II. QUESTÃO EM DISCUSSÃO
2. Há duas questões em discussão: (i) definir se o ato administrativo de remoção da servidora observou os requisitos de legalidade e motivação; (ii) estabelecer se houve comprovação de desvio de finalidade ou perseguição política aptos a invalidar o ato administrativo.
III. RAZÕES DE DECIDIR
3. A remoção ex officio de servidor público constitui ato administrativo discricionário, inserido no poder de organização da Administração Pública, inexistindo direito subjetivo à inamovibilidade do servidor. Não obstante, a discricionariedade administrativa encontra limites nos princípios constitucionais da legalidade, motivação, impessoalidade e moralidade, sendo cabível o controle jurisdicional apenas quanto à legalidade do ato, sem incursão no mérito administrativo.

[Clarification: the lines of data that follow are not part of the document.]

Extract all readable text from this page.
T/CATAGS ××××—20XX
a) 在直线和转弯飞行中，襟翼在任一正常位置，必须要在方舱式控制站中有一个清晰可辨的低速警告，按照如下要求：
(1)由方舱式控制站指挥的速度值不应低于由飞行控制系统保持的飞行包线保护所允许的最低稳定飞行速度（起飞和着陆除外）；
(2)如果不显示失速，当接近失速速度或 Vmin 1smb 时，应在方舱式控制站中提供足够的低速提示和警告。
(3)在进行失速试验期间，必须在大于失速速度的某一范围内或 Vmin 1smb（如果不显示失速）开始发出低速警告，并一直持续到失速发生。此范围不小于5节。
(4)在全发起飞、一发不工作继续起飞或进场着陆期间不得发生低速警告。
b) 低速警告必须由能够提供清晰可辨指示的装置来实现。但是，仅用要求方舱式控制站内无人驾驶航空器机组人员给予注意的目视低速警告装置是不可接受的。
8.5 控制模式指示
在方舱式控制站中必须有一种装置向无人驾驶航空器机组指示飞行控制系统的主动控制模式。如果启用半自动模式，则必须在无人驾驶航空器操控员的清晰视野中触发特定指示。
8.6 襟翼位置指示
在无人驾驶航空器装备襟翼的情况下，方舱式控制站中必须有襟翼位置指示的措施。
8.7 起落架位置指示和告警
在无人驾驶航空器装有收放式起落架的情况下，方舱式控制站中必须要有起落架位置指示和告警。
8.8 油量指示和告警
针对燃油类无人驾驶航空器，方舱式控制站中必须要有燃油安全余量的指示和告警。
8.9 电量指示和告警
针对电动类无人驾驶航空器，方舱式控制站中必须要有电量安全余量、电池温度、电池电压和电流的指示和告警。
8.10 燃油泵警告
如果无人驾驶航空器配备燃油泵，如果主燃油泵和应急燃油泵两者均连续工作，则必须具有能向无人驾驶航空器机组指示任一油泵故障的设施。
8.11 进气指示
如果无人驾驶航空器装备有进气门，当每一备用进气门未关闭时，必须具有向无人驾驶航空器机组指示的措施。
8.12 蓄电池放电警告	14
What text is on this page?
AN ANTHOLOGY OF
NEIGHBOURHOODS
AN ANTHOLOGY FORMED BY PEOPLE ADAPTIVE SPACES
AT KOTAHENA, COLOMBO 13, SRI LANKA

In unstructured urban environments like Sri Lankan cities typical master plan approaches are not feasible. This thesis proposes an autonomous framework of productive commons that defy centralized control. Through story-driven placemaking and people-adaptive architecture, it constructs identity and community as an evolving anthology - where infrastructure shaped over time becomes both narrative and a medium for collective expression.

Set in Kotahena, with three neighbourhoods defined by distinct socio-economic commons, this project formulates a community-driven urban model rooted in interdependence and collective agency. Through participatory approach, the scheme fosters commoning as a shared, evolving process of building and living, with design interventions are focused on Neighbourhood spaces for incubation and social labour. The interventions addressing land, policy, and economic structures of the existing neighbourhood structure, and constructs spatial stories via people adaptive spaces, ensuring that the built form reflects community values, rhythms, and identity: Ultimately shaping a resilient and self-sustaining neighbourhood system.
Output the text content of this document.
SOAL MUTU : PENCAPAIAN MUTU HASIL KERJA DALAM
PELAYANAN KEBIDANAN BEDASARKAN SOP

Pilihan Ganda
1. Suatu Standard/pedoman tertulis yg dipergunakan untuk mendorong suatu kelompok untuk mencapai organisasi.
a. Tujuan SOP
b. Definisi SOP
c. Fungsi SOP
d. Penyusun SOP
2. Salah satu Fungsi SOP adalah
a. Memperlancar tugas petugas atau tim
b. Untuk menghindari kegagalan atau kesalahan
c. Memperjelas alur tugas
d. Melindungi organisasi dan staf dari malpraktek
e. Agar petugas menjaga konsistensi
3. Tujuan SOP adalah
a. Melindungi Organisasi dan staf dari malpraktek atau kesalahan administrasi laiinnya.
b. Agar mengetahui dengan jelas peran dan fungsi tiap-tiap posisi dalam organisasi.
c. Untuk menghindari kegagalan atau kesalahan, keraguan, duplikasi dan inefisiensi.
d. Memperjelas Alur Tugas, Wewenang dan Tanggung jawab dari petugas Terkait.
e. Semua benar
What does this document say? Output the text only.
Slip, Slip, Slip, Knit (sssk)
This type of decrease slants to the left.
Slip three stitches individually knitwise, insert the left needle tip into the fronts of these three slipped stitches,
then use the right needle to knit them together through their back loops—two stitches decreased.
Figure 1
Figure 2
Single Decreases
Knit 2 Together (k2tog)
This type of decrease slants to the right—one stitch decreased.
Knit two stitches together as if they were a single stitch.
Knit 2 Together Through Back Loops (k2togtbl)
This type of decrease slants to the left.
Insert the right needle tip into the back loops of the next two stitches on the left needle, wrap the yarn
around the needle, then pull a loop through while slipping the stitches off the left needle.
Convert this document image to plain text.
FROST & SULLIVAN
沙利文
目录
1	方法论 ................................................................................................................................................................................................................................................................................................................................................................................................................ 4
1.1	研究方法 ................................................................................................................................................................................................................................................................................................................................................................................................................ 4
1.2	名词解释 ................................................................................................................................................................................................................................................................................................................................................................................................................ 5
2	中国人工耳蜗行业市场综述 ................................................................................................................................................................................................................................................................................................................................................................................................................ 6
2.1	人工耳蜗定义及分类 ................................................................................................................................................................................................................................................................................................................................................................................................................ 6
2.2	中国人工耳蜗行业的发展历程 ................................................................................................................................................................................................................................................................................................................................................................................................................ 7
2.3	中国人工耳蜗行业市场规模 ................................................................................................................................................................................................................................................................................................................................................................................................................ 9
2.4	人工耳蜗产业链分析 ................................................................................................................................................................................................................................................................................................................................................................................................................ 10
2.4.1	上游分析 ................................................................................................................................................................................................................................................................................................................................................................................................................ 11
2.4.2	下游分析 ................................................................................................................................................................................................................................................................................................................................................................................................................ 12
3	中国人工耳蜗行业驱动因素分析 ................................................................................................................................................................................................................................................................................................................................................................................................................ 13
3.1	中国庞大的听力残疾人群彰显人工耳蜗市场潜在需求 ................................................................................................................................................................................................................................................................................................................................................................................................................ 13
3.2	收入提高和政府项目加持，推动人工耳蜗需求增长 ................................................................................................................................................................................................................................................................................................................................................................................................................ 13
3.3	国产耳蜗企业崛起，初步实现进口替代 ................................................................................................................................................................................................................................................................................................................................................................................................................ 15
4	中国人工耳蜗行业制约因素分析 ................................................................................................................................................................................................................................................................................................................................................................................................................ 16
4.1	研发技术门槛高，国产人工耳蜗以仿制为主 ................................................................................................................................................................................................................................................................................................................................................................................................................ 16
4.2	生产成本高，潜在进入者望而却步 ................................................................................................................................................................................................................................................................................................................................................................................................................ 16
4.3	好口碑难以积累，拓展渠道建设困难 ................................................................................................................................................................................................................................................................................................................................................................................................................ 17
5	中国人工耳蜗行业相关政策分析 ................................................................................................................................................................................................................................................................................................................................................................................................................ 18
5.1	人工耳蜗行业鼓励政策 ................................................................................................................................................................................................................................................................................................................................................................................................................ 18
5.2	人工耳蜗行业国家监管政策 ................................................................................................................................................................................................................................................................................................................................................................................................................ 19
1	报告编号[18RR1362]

4. A comunicação inicial verbal da remoção configura vício formal posteriormente suprido pela apresentação da Portaria nº 093/2025 e do Memorando da Secretaria Municipal de Educação, que expuseram motivadamente a necessidade de reorganização pedagógica e administrativa da rede municipal de ensino.
5. A motivação posterior do ato administrativo é admitida pela jurisprudência do Superior Tribunal de Justiça, desde que demonstre a vinculação do ato ao interesse público e à necessidade do serviço.
6. A alegação de desvio de finalidade ou perseguição política em mandado de segurança exige prova pré-constituída inequívoca, não suprida por meros indícios consistentes no vínculo familiar com opositor político do gestor municipal, máxime considerando a presunção de legitimidade do ato administrativo, especialmente diante da motivação vinculada ao interesse público.
IV. DISPOSITIVO
7. Recurso desprovido.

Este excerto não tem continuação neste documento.